Back early in the pandemic in 2020, all over the country, places like Montana, Idaho, Utah and the like saw tons of people fleeing the city, for the simple life in states like these due to working from home.

Then prices began to skyrocket.  Then, there were bidding wars between perspective buyers, giving some homeowners a very unexpected windfall of cash, as the house sold for much more than it's actual worth. Realtor friends were telling stories of homes that were listed for literally hours before being sold.  Not days, not weeks, not months, hours.

Did anyone really think that was sustainable

I didn't.  I kept thinking that selling a house that books at $150,000 for $300,000 wasn't going to last.  Seriously, how can it?  Eventually the pandemic would be over.  Eventually, the newcomers would spend a winter in Montana or a summer in Arizona and would find out just why populations are so low in these areas.  It takes a certain kind of person to build their lives in a place that can hit a low of 50 below in the winter, or have summers with temperatures at 110+ degrees.

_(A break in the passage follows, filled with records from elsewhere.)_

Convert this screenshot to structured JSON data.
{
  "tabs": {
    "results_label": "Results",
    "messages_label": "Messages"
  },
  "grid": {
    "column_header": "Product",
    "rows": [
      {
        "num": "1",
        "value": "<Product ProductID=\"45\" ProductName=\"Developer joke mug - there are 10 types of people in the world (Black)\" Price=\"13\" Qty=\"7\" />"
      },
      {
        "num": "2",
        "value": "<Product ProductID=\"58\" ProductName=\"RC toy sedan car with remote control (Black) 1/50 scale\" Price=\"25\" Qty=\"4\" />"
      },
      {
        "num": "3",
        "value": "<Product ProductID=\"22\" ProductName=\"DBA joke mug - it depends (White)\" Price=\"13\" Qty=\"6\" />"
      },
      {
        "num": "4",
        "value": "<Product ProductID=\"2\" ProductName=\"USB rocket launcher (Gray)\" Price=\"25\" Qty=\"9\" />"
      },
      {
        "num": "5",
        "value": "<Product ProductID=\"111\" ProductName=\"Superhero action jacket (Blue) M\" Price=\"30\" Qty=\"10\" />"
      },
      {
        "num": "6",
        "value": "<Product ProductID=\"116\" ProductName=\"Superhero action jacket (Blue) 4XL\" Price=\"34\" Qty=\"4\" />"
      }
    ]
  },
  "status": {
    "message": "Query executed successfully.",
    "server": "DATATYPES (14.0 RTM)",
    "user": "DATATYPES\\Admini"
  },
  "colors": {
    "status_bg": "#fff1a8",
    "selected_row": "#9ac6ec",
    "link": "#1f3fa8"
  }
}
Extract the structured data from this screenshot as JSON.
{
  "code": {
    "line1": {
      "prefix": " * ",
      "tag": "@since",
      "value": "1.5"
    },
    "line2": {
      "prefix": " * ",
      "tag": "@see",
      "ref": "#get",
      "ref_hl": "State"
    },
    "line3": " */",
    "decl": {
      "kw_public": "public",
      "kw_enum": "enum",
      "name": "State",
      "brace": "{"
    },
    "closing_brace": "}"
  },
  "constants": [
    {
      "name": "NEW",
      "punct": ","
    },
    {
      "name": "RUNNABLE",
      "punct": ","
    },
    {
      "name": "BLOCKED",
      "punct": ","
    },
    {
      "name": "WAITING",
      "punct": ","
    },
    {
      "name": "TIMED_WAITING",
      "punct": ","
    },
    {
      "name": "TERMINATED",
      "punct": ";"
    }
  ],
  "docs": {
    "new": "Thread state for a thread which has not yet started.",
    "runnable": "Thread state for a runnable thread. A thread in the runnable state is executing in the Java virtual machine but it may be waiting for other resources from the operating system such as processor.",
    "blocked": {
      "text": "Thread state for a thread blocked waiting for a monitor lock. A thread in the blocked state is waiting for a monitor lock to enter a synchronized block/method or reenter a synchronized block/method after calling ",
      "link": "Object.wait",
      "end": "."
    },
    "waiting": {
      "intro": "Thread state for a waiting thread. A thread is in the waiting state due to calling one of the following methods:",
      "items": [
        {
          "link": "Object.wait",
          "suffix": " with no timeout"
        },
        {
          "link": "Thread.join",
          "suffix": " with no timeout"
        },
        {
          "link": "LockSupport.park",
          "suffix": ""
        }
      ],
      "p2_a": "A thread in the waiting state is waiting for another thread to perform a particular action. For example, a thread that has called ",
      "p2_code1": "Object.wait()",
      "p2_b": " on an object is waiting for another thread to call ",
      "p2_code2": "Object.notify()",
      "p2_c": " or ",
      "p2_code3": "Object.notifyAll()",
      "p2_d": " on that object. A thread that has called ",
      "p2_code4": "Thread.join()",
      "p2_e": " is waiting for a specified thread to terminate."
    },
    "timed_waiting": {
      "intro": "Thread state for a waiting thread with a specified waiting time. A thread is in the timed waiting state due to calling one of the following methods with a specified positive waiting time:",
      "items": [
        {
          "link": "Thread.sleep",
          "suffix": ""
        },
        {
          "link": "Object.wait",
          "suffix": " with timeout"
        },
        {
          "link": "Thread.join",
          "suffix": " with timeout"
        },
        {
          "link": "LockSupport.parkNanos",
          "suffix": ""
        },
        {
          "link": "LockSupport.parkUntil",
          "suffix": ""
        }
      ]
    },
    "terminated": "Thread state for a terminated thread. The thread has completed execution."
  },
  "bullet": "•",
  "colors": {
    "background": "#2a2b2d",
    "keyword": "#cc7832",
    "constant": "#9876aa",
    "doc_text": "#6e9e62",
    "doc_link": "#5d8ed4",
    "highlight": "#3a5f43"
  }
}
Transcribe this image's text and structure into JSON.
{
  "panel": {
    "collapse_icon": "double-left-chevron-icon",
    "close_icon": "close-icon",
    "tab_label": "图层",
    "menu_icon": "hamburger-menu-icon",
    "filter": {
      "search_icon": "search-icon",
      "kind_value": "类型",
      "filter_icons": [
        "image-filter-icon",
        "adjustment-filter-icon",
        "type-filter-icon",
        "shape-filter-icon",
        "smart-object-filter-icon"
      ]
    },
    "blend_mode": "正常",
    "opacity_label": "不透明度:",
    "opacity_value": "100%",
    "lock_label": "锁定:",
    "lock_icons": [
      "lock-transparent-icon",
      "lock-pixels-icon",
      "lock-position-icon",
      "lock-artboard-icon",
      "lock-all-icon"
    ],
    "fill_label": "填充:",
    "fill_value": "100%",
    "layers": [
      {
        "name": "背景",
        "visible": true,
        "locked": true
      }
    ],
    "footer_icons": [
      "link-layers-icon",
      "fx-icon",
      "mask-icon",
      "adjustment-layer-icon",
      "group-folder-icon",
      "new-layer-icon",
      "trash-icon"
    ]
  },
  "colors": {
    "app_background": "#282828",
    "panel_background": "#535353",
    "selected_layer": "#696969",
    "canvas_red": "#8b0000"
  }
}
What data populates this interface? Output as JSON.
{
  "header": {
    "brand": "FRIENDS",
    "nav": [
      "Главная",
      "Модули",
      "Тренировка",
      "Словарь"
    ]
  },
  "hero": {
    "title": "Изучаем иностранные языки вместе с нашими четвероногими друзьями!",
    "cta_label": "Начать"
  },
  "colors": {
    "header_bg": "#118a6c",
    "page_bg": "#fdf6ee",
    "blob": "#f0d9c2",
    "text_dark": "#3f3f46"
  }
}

Then, what happens to your investment when you want to sell?  Well, you just lost around $150,000.  In an economy where homes are now on the market that were purchased at one third to twice the average worth, is going to send the prices down.  And fast.

Interest rates in March 2020 were about 2.68 percent.  As of October 20, 2022, they're at 6.94 percent. That, alone, is enough to stop homebuyers in their tracks.

This adds an additional problem, buyers remorse.  "I don't like living where the air hurts my face." Not only do you have to drastically reduce the price of the home that you overpaid, but is anyone going to be able to buy it with an interest rate rocking 7 percent?

The upside, is by this time next year, I'll bet home prices are much more reasonable, and I'll bet interest rates are down quite a bit, as well.  Maybe some regular folks like us can actually become homeowners in our home towns.